James Fulford writes:
Tubman was said to have led 300 slaves to freedom—McPherson makes it between 57 and 70.
Many of the fugitives Tubman conducted north were her relatives. That would make her the Moses of her family, rather than of her people.
Tubman was said to have had a reward of $10, 000, $12, 000, or even $40, 000 for her recapture—the last figure would be equivalent to more than a million dollars today. The largest reward actually posted was $100.
As a result, again, of the head injury related seizures, Tubman was apparently delusional. (…)
One reason for the Tubman boom: the trend of promoting antiquarian hate against whites for hundred-year-old racism and for slavery abolished a hundred and fifty years ago.

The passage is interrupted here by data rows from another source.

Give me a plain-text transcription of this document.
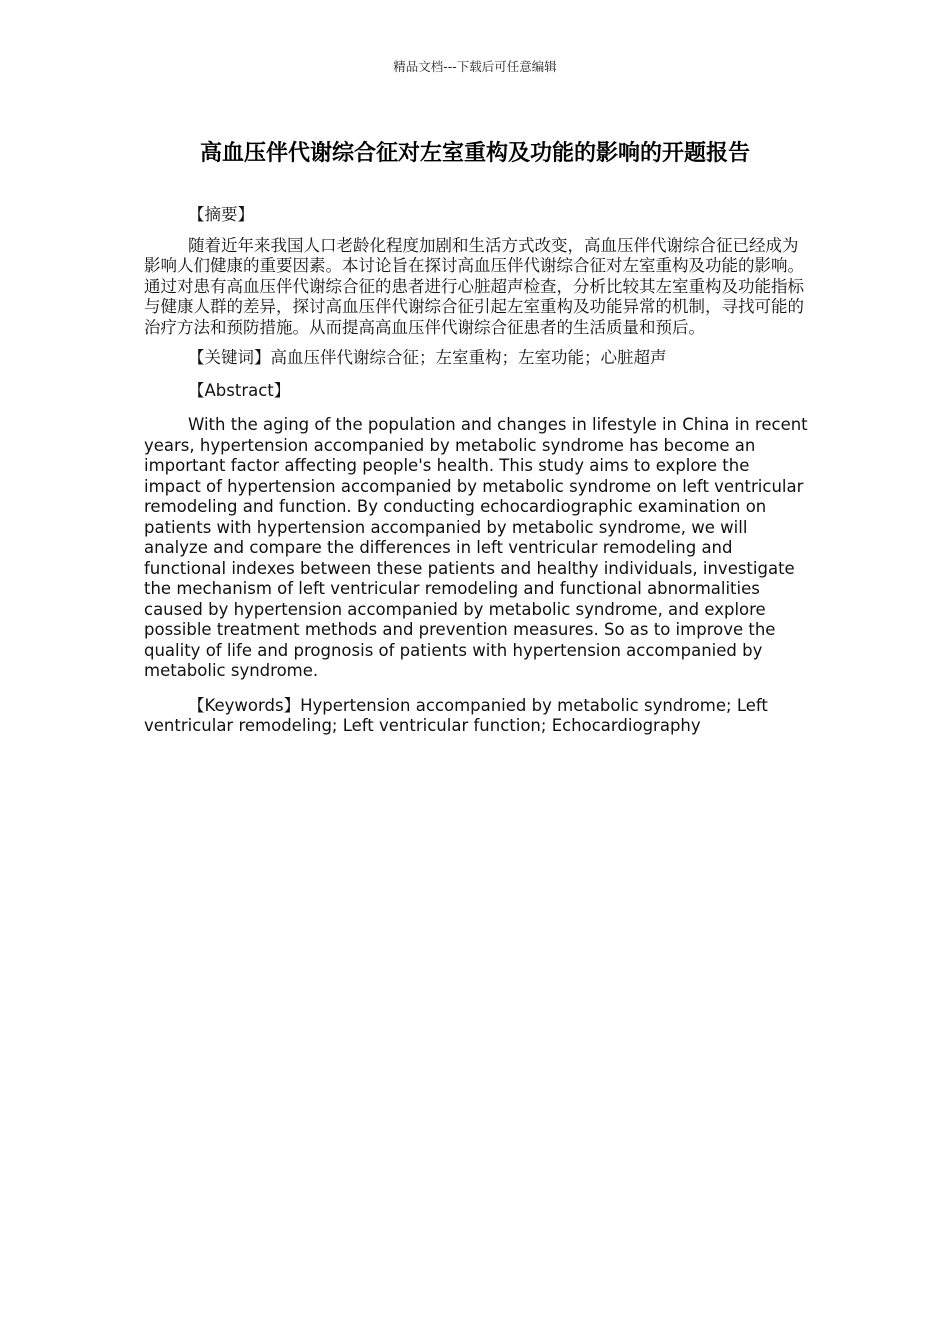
精品文档---下载后可任意编辑
高血压伴代谢综合征对左室重构及功能的影响的开题报告

【摘要】

随着近年来我国人口老龄化程度加剧和生活方式改变，高血压伴代谢综合征已经成为影响人们健康的重要因素。本讨论旨在探讨高血压伴代谢综合征对左室重构及功能的影响。通过对患有高血压伴代谢综合征的患者进行心脏超声检查，分析比较其左室重构及功能指标与健康人群的差异，探讨高血压伴代谢综合征引起左室重构及功能异常的机制，寻找可能的治疗方法和预防措施。从而提高高血压伴代谢综合征患者的生活质量和预后。

【关键词】高血压伴代谢综合征；左室重构；左室功能；心脏超声

【Abstract】

With the aging of the population and changes in lifestyle in China in recent years, hypertension accompanied by metabolic syndrome has become an important factor affecting people's health. This study aims to explore the impact of hypertension accompanied by metabolic syndrome on left ventricular remodeling and function. By conducting echocardiographic examination on patients with hypertension accompanied by metabolic syndrome, we will analyze and compare the differences in left ventricular remodeling and functional indexes between these patients and healthy individuals, investigate the mechanism of left ventricular remodeling and functional abnormalities caused by hypertension accompanied by metabolic syndrome, and explore possible treatment methods and prevention measures. So as to improve the quality of life and prognosis of patients with hypertension accompanied by metabolic syndrome.

【Keywords】Hypertension accompanied by metabolic syndrome; Left ventricular remodeling; Left ventricular function; Echocardiography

But there’s also another, sad reason: there are so few black heroes and heroines, and they have to take what they can get.
But does the rest of America have to put up with it on the $20 dollar bill? (…)
Milton Sennett’s 2007 book Harriet Tubman: Myth, Memory, and History, says that while mainstream publishers “ignored Harriet Tubman, interest in her was being cultivated by left-wing organizations, specifically ones connected with the radical labor movement.”
The “radical labor movement” and “labor activist Earl Conrad” both mean “Communist”, by the way. The Russian-controlled Communist Party of the USA was active in “civil rights” in the old days, for reasons of its own. That’s where the modern Tubman boom started.